Glossary
What Is an Autonomous System (ASN)?
An Autonomous System is a network — or group of IP prefixes — operated by a single organization with one consistent routing policy. Each AS is identified by a unique Autonomous System Number (ASN) assigned by a Regional Internet Registry, and uses BGP to exchange routes with other ASNs.
How ASNs Are Allocated
ASNs are issued by the five Regional Internet Registries (ARIN, RIPE NCC, APNIC, LACNIC, AFRINIC) to network operators — ISPs, hosting providers, large enterprises, content networks. There are two flavors:
- 16-bit ASNs (1 – 65535) — the original numbering space; mostly exhausted.
- 32-bit ASNs (65536+) — the modern allocation space.

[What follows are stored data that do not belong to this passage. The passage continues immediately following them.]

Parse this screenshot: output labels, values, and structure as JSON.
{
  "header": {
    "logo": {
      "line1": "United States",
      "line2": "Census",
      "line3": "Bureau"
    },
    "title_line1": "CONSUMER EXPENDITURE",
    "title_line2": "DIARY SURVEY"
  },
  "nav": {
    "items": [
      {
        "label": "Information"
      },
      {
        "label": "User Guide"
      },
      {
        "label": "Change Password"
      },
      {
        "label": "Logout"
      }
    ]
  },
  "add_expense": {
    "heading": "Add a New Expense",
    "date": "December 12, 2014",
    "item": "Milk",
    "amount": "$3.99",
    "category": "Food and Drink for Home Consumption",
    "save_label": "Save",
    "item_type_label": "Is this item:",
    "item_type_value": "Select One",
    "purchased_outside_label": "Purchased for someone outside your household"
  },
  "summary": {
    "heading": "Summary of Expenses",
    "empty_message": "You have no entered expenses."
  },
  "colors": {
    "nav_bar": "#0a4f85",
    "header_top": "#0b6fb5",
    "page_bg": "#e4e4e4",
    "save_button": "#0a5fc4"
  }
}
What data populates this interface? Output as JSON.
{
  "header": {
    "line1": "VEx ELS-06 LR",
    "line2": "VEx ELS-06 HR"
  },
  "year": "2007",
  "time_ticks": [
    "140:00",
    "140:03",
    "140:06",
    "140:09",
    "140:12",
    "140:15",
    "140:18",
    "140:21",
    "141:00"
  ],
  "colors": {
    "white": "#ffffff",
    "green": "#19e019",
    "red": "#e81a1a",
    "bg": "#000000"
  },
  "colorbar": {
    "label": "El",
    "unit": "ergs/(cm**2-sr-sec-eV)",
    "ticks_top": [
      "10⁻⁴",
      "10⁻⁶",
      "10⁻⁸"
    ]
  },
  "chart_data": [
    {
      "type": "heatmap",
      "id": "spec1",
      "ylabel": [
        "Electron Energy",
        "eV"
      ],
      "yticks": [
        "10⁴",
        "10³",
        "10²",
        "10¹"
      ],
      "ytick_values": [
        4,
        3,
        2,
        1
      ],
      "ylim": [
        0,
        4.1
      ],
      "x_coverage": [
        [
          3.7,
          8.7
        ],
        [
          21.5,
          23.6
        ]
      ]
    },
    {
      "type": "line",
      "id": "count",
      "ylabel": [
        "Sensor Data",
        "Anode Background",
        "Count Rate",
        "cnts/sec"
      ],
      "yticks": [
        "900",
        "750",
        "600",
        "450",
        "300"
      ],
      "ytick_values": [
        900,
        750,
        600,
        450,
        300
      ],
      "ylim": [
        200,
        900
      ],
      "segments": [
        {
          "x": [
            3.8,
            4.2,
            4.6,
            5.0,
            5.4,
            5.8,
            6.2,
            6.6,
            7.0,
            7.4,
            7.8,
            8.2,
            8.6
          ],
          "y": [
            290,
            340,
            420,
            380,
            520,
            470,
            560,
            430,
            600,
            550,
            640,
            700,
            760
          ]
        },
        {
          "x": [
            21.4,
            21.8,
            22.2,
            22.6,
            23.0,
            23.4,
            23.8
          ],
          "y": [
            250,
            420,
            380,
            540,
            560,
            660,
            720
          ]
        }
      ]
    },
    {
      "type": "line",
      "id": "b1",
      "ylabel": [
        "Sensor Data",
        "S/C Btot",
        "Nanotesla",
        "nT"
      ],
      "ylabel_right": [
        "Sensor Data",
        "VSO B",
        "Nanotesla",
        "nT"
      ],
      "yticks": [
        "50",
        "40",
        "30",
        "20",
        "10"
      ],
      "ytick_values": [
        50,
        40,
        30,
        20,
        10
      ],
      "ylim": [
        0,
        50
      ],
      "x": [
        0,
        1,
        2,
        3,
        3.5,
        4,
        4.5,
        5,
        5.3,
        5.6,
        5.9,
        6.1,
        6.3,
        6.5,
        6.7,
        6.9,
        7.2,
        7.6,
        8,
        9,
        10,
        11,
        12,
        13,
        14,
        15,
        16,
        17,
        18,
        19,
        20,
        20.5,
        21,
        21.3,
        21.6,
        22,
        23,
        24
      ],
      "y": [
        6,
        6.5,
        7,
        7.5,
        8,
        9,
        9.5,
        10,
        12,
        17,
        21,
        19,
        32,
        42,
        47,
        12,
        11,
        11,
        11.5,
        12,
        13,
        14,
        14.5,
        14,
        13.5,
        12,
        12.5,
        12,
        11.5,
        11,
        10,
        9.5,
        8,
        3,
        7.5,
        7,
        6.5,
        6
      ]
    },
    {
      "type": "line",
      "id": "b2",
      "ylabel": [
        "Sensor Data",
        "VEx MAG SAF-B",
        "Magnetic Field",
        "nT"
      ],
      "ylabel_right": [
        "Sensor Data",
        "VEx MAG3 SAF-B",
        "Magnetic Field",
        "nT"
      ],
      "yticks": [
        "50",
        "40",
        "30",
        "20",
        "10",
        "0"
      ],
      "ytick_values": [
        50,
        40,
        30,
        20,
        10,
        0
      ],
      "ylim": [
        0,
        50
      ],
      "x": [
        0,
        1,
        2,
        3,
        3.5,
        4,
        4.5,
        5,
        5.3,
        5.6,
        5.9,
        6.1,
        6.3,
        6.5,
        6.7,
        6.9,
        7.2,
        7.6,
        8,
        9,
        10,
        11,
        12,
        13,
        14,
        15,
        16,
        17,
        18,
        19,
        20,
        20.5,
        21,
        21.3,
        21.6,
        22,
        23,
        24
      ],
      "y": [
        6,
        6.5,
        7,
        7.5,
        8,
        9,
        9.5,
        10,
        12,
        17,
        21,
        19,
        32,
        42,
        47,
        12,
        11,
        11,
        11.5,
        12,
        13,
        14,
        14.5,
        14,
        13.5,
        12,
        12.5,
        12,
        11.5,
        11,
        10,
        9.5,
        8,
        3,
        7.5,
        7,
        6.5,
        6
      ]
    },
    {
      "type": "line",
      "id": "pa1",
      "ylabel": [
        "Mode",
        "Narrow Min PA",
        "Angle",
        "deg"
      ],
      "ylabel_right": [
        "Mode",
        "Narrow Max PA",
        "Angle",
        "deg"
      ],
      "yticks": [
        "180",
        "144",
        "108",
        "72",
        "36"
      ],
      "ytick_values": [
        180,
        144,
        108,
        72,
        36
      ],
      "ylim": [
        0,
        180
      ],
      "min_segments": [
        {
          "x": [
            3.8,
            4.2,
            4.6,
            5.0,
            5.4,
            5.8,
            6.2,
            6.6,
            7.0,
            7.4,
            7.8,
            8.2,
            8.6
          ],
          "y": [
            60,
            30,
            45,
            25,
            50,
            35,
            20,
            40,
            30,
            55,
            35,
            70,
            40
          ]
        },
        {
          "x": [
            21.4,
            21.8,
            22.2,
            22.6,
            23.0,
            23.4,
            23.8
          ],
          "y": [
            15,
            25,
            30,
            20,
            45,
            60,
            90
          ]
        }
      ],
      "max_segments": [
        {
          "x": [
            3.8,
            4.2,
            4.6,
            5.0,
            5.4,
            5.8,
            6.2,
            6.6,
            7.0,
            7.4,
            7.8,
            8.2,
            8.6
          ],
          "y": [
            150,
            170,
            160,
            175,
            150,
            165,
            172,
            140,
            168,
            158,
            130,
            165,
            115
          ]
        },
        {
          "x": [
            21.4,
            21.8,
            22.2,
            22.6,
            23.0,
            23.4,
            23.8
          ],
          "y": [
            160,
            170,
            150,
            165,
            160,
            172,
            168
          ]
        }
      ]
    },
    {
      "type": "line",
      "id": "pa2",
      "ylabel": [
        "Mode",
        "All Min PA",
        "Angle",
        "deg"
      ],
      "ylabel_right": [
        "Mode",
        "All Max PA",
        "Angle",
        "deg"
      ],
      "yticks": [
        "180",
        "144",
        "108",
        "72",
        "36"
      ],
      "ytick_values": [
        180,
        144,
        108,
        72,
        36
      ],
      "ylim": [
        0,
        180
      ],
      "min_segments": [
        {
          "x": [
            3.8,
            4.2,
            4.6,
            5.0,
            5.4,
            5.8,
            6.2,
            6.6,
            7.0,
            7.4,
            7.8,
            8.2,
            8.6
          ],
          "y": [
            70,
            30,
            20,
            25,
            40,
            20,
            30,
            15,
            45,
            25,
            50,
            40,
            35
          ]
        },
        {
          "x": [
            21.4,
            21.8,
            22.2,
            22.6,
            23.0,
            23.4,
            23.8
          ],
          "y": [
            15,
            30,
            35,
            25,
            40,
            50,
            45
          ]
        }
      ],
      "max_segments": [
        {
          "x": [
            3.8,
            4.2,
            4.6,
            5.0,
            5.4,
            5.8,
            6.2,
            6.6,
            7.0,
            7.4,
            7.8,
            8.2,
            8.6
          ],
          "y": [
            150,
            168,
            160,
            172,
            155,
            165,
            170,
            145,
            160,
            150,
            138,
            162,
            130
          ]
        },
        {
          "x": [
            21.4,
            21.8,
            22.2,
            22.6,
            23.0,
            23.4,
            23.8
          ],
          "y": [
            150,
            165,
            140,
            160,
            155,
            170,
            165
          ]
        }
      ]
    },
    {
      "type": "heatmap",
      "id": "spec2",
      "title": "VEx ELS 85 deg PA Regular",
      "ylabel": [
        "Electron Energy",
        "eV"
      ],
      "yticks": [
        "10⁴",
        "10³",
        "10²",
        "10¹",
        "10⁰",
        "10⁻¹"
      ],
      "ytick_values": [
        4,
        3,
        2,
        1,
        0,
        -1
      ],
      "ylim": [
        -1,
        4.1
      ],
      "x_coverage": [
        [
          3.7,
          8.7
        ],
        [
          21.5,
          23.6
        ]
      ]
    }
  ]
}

- Private ASNs (64512 – 65534, 4200000000 – 4294967294) — used inside organizations and never appear on the public internet.
Why ASNs Matter for Security
Every public IP belongs to an ASN. That single piece of context tells you a lot:
- Ownership — who runs the network the IP sits on.
- Reputation — some ASNs host overwhelmingly legitimate traffic; others are repeat offenders.
- Geography and jurisdiction — useful for compliance, takedowns, and threat attribution.
- Routing behavior — withdrawals, hijacks, and unusual peer changes are visible at the ASN level.
Bulletproof and Abuse-Tolerant ASNs
Some ASNs are well-known for hosting phishing kits, command-and-control servers, malware, or content that gets quickly removed elsewhere. Mapping which ASNs concentrate abuse — and how aggressively they take it down — is a foundational piece of threat-intelligence work.
BGP and ASN Relationships
BGP is how ASNs talk to each other. Each ASN announces the IP prefixes it routes; peers and transit providers propagate those announcements. The relationships between ASNs (peer, customer, provider) are usually inferred from observed routing data — they are rarely published directly.
ASNs in Whisper
Whisper treats IPV4, IPV6, CIDR, and ASN as first-class data types. Range queries, containment checks, and ASN traversals are instant. Analysts pivot from a single suspicious IP to the full ASN, the prefixes it announces, the upstream peers, and the historical routing changes — without writing joins by hand.